Valrubicin is an anthracycline topoisomerase inhibitor that affects a variety of interrelated biological functions, most of which involve nucleic acid metabolism. In cells, it inhibits the incorporation of nucleotides into nucleic acids, causes chromosomal damage, and arrests the cell cycle in G2. Although valrubicin does not bind strongly to DNA, its metabolites interfere with the normal DNA breaking-resealing action of DNA topoisomerase II.

Pharmacokinetics

Valrubicin is administered intravesically into the bladder. During the 2-hour retention period, valrubicin is minimally metabolized to N-trifluoroacetyladriamycin and N-trifluoroacetyladriamycinol. After retention, valrubicin is almost completely excreted by voiding the instillate.
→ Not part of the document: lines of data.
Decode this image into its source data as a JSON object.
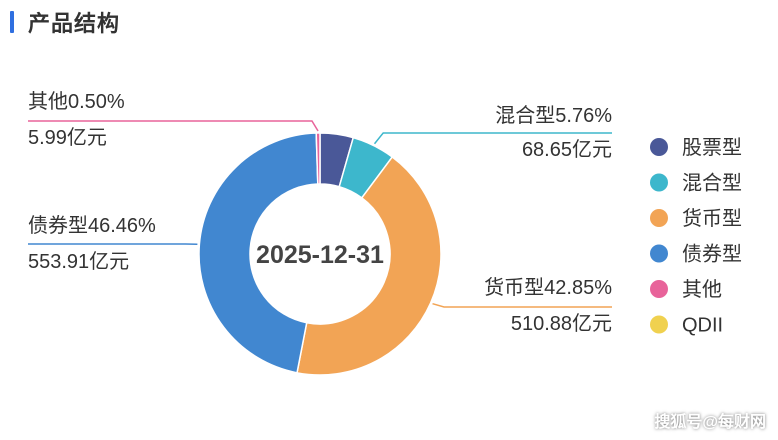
{
  "header": {
    "title": "产品结构"
  },
  "chart_data": {
    "type": "pie",
    "center_label": "2025-12-31",
    "legend_position": "right",
    "slices": [
      {
        "name": "股票型",
        "percent": 4.43,
        "color": "#4a5898"
      },
      {
        "name": "混合型",
        "percent": 5.76,
        "pct_label": "混合型5.76%",
        "amount_label": "68.65亿元",
        "color": "#3db7cc"
      },
      {
        "name": "货币型",
        "percent": 42.85,
        "pct_label": "货币型42.85%",
        "amount_label": "510.88亿元",
        "color": "#f2a455"
      },
      {
        "name": "债券型",
        "percent": 46.46,
        "pct_label": "债券型46.46%",
        "amount_label": "553.91亿元",
        "color": "#4187d0"
      },
      {
        "name": "其他",
        "percent": 0.5,
        "pct_label": "其他0.50%",
        "amount_label": "5.99亿元",
        "color": "#e8639a"
      },
      {
        "name": "QDII",
        "percent": 0.0,
        "color": "#f0d14f"
      }
    ]
  },
  "watermark": "搜狐号@每财网"
}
Mean percent recovery of valrubicin, N-trifluoroacetyladriamycin, and total anthracyclines in 14 urine samples from 6 patients was 98.6%, 0.4%, and 99% of the total administered drug, respectively.

Other Route(s)

Intravesical route
The mean total valrubicin concentration in bladder tissue exceeded levels causing 90% cytotoxicity to human bladder cells in vitro. During the 2-hour dose retention period, only nanogram quantities of valrubicin were absorbed into the plasma. Metabolites N-trifluoroacetyladriamycin and N-trifluoroacetyladriamycinol were measured in blood. Total systemic exposure to valrubicin during and after intravesical administration is dependent upon the condition of the bladder wall. The mean AUC for an intravesical dose of valrubicin (900 mg) administered 2 weeks after transurethral resection of bladder tumors (n = 6) was 78 nmol/L x hour. The mean AUC for total valrubicin was 409 and 788 nmol/L x hour, respectively, in patients receiving valrubicin 800 mg administered 5 to 51 minutes after typical (n = 8) and extensive (n = 5) TURB tumors. The valrubicin AUC was 18,382 nmol/L x hour in one patient who experienced a perforated bladder following a transurethral resection that occurred 5 minutes before administration of an intravesical dose of valrubicin 800 mg. Administration of a comparable intravenous dose of VALSTAR (600 mg/m2; n = 2) as a 24-hour infusion resulted in AUC of 11,975 nmol/L x hour.

Pregnancy And Lactation
Pregnancy

Although there are no available data in pregnant women, valrubicin is a potential teratogen due to teratogenesis and fetal death in animal studies. Systemic exposure to valrubicin due to bladder perforation during therapy can increase the risk of fetal harm. Pregnancy should be avoided by females during treatment with valrubicin and for 6 months after the last dose; male partners taking valrubicin should avoid pregnancy with female partners for 3 months after the last dose. Daily IV administration of valrubicin to pregnant rats during organogenesis at doses approximately 0.2 times the recommended human intravesical dose on a mg/m2 basis was embryo-fetal toxic and teratogenic, resulting in fetal malformations. At doses approximately 0.3 times the recommended human intravesical dose on a mg/m2 basis, numerous, severe alterations in the skull and skeleton occurred in developing fetuses; additionally, this dose resulted in an increase in fetal resorptions and a decrease in viable fetuses.

It is not known if valrubicin is excreted in breast milk. Because of the highly lipophilic nature of the drug and the potential to the infant of serious adverse effects, breast-feeding should be discontinued during valrubicin therapy and for 2 weeks after the last dose.